DIY Home Improvement Forum banner

Outlet won't work

243 Views 12 Replies 6 Participants Last post by  jeffnc
I live in an area where it's difficult to get an electrician to come out, and I have an electrical problem. Yesterday I went to plug in a space heater in my living room. On the other side of the wall in the kitchen, an air fryer was running. As soon as I plugged in the space heater, it stopped working. The outlet doesn't work, and three other outlets in the same area of the living room stopped working. The air fryer was on GFI, which never tripped. That outlet still works. The circuit breaker didn't trip, and as far as I can tell, other outlets in the living room that are live are connected to the same circuit breaker switch. I have shut that switch off on the circuit breaker for now. I cannot find a GFI in the house that is currently tripped. I shut off power to the house and switched out the outlet that I tried to connect the space heater to yesterday. Even with the circuit breaker switch turned back on, that didn't work. I haven't switched out the other two outlets that aren't working in the living room. To the best of my knowledge, the outlets that are out are not connected to a half-hot switch. I'm at a loss of what the problem can be.
1 - 13 of 13 Posts

· A "Handy Husband"
Joined
·
14,916 Posts
I suspect you have an open connection probably due to overloading the circuit. Start removing the receptacles and look for a loose or burnt wire.

Better still with a meter test for power. Don't use a non contact tester.
 

· Super Moderator
Joined
·
24,742 Posts
Probably a loose connection in one of the receptacles on the circuit. If you know the routing of the circuit cables, the problem is likely in the first not working or last working receptacle in the chain.
If any of the connections are made using the back stab pushin connections move the wires to the screws. Back stabs are a very common cause of this problem.
 

· Registered
Joined
·
9,162 Posts
Sounds like you're doing the right things in researching this. It can be difficult to know how outlets are chained together. Rather than trying to figure out the order, just check all of them (even if you find a problem with the first). You don't have all that many to check. The backstabs, as mentioned above, are notorious and difficult to detect if bad. Even if proved working, I would still take this time to move all the wires to screws, while you're there.
 

· Naildriver
Joined
·
23,266 Posts
All good advice so far. Remember, GFCI's don't trip on overload, only on ground fault, so don't rely on the GFCI to do the work of the breaker. Your space heater probably maxed out the circuit by itself, and if it was tied in conjunction with other appliances it most likely burned the receptacle.
 

· Registered
Joined
·
9,162 Posts
Gfci's will trip if an overload is detected.
Happens all the time.
Are you talking about GFCI in the panel, or in an outlet?

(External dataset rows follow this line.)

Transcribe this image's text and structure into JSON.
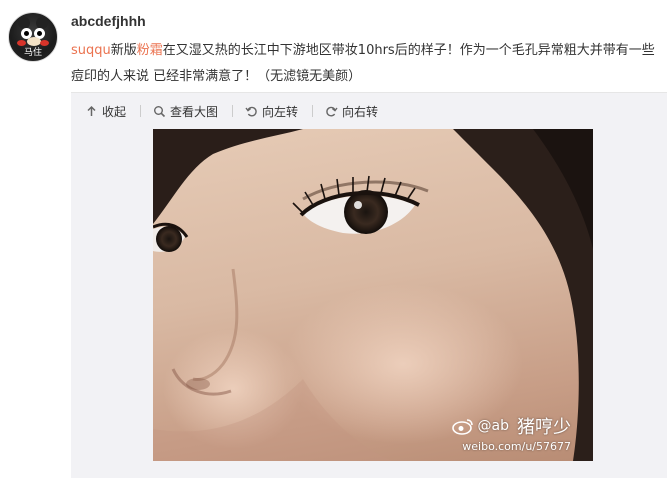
{
  "post": {
    "username": "abcdefjhhh",
    "avatar_caption": "马住",
    "text_link1": "suqqu",
    "text_mid1": "新版",
    "text_link2": "粉霜",
    "text_rest": "在又湿又热的长江中下游地区带妆10hrs后的样子！作为一个毛孔异常粗大并带有一些痘印的人来说 已经非常满意了！（无滤镜无美颜）"
  },
  "toolbar": {
    "collapse_label": "收起",
    "view_large_label": "查看大图",
    "rotate_left_label": "向左转",
    "rotate_right_label": "向右转"
  },
  "watermark": {
    "user": "@ab",
    "brand": "猪哼少",
    "url": "weibo.com/u/57677"
  },
  "icons": [
    "up-arrow-icon",
    "magnifier-icon",
    "rotate-left-icon",
    "rotate-right-icon",
    "weibo-logo-icon"
  ],
  "colors": {
    "link": "#eb7350",
    "media_bg": "#f2f2f5",
    "text": "#333333"
  }
}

Assuming the latter, they are not supposed to trip in an overload condition. Are you saying they often do anyway? Or, I suppose, you could come up with a scenario where an overload could overlap with a GF situation.
 

· Naildriver
Joined
·
23,266 Posts
Yeah, the breaker will trip on overload by design. The GFCI only trips on ground fault, not overload. It may burn up before it trips the breaker, but it's not its job.
 

· Registered
Joined
·
251 Posts
I have tripped quit a few gfic outlets when I have my trailer plugged at customers . Run a dewalt charger .trailer lights dewalt miter saw and turn on table saw. They will trip a gfci outlet.
I am just trying to learn something I thought I knew
 

· Naildriver
Joined
·
23,266 Posts
It is possible your trailer or one of the tools has a fault that you don't know about, and is tripping the GFCI.
 

· Registered
Joined
·
9,162 Posts
Your telling me that if I plug to many appliances in my kitchen that the gfci outlet will not trip?
Only the breaker in my box will trip?
I'm not saying that exactly. I'm saying that's the way it's supposed to work. I have seen GFCIs act funny.

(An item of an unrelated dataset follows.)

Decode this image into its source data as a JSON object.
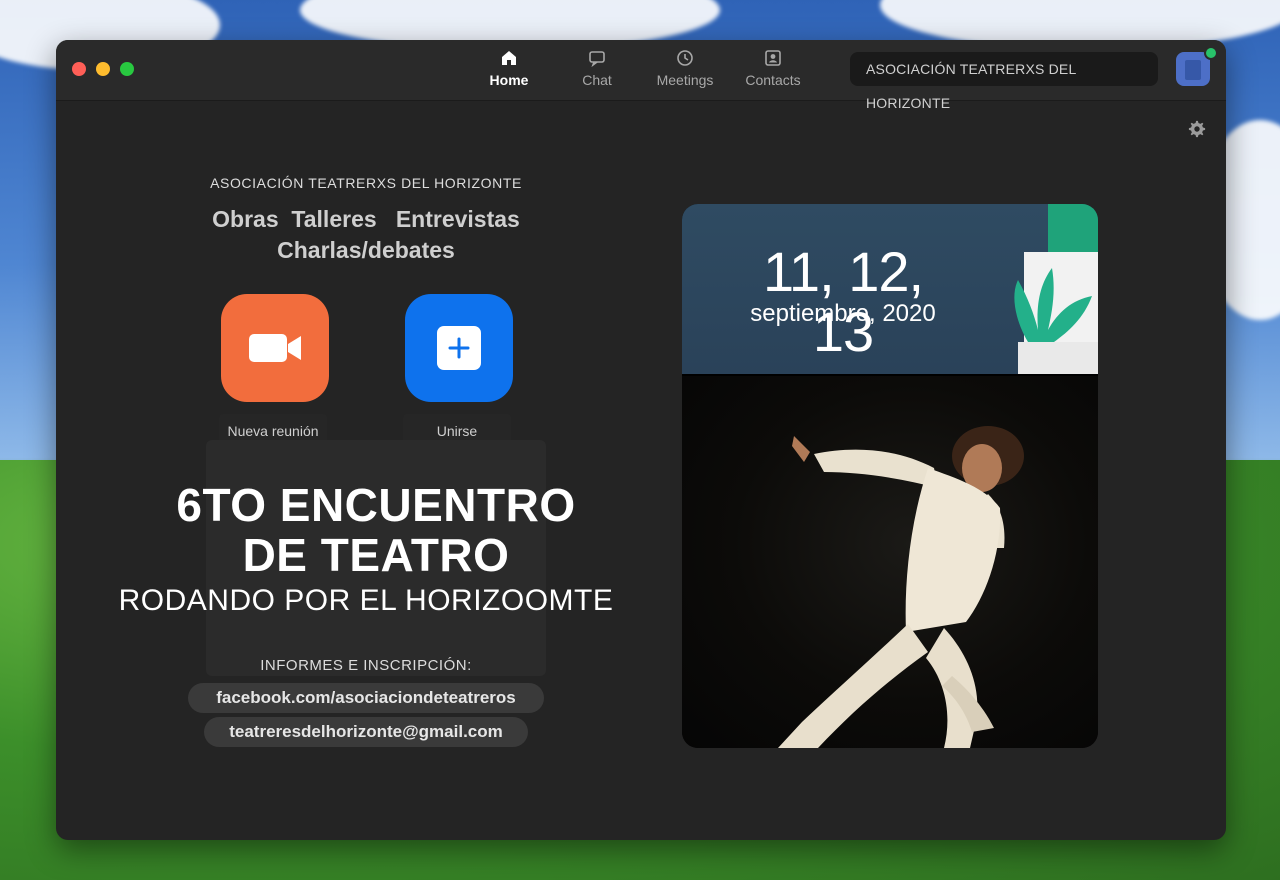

I had one in my own bathroom that would trip constantly every time I turned this device off. Never did figure that one out. Now it could be sometimes that due to the vagaries of electricity, technically a GFCI is acting correctly, because there's some subtle thing going on we don't know about, and "overloading" is the most obvious thing going on. Who knows?

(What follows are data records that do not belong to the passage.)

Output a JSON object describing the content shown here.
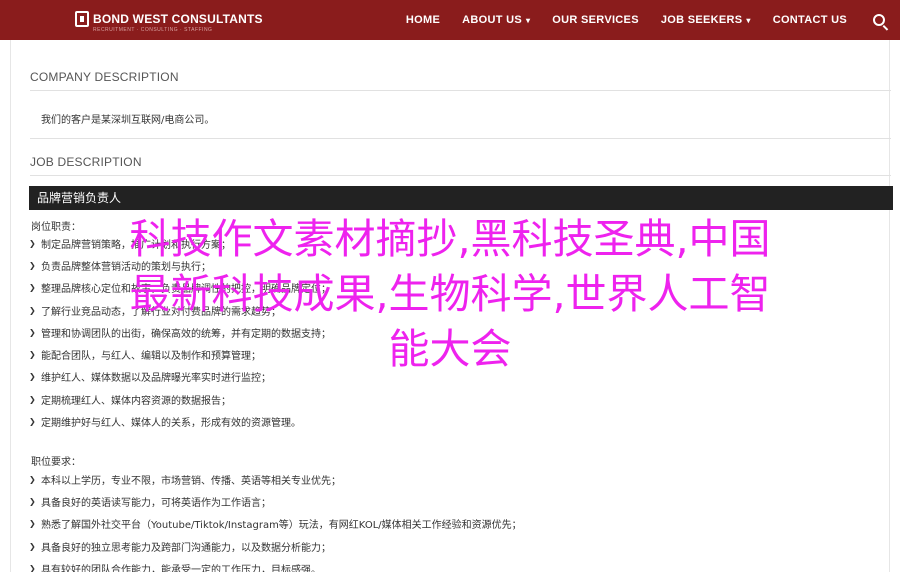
{
  "navbar": {
    "brand": "BOND WEST CONSULTANTS",
    "tagline": "RECRUITMENT · CONSULTING · STAFFING",
    "items": [
      {
        "label": "HOME",
        "dropdown": false
      },
      {
        "label": "ABOUT US",
        "dropdown": true
      },
      {
        "label": "OUR SERVICES",
        "dropdown": false
      },
      {
        "label": "JOB SEEKERS",
        "dropdown": true
      },
      {
        "label": "CONTACT US",
        "dropdown": false
      }
    ],
    "caret": "▾",
    "search_icon": "search-icon"
  },
  "company": {
    "heading": "COMPANY DESCRIPTION",
    "text": "我们的客户是某深圳互联网/电商公司。"
  },
  "job": {
    "heading": "JOB DESCRIPTION",
    "title": "品牌营销负责人",
    "responsibilities_heading": "岗位职责：",
    "responsibilities": [
      "制定品牌营销策略，推广计划和执行方案；",
      "负责品牌整体营销活动的策划与执行；",
      "整理品牌核心定位和故事，负责品牌调性的把控，明确品牌定位；",
      "了解行业竞品动态，了解行业对付费品牌的需求趋势；",
      "管理和协调团队的出街，确保高效的统筹，并有定期的数据支持；",
      "能配合团队，与红人、编辑以及制作和预算管理；",
      "维护红人、媒体数据以及品牌曝光率实时进行监控；",
      "定期梳理红人、媒体内容资源的数据报告；",
      "定期维护好与红人、媒体人的关系，形成有效的资源管理。"
    ],
    "requirements_heading": "职位要求：",
    "requirements": [
      "本科以上学历，专业不限，市场营销、传播、英语等相关专业优先；",
      "具备良好的英语读写能力，可将英语作为工作语言；",
      "熟悉了解国外社交平台（Youtube/Tiktok/Instagram等）玩法，有网红KOL/媒体相关工作经验和资源优先；",
      "具备良好的独立思考能力及跨部门沟通能力，以及数据分析能力；",
      "具有较好的团队合作能力，能承受一定的工作压力，目标感强。"
    ]
  },
  "overlay": {
    "line1": "科技作文素材摘抄,黑科技圣典,中国",
    "line2": "最新科技成果,生物科学,世界人工智",
    "line3": "能大会"
  },
  "chevron": "❯"
}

But grounding, circuit breaking, and GFCI all do 3 different things, and they don't all protect the way some people think. You can take a piece of metal in your left hand and a piece of metal in your right hand and stick each in a slot in an outlet, and the GFCI won't do a damn thing to stop you from getting electrocuted because it has no idea. I'm sure you know that, I'm just saying a lot of homeowners I talk to don't have the slightest idea what GFCI means, let alone how it works. Personally, if we're talking potential life and death circumstances in my home, I like to know the basics of how things work.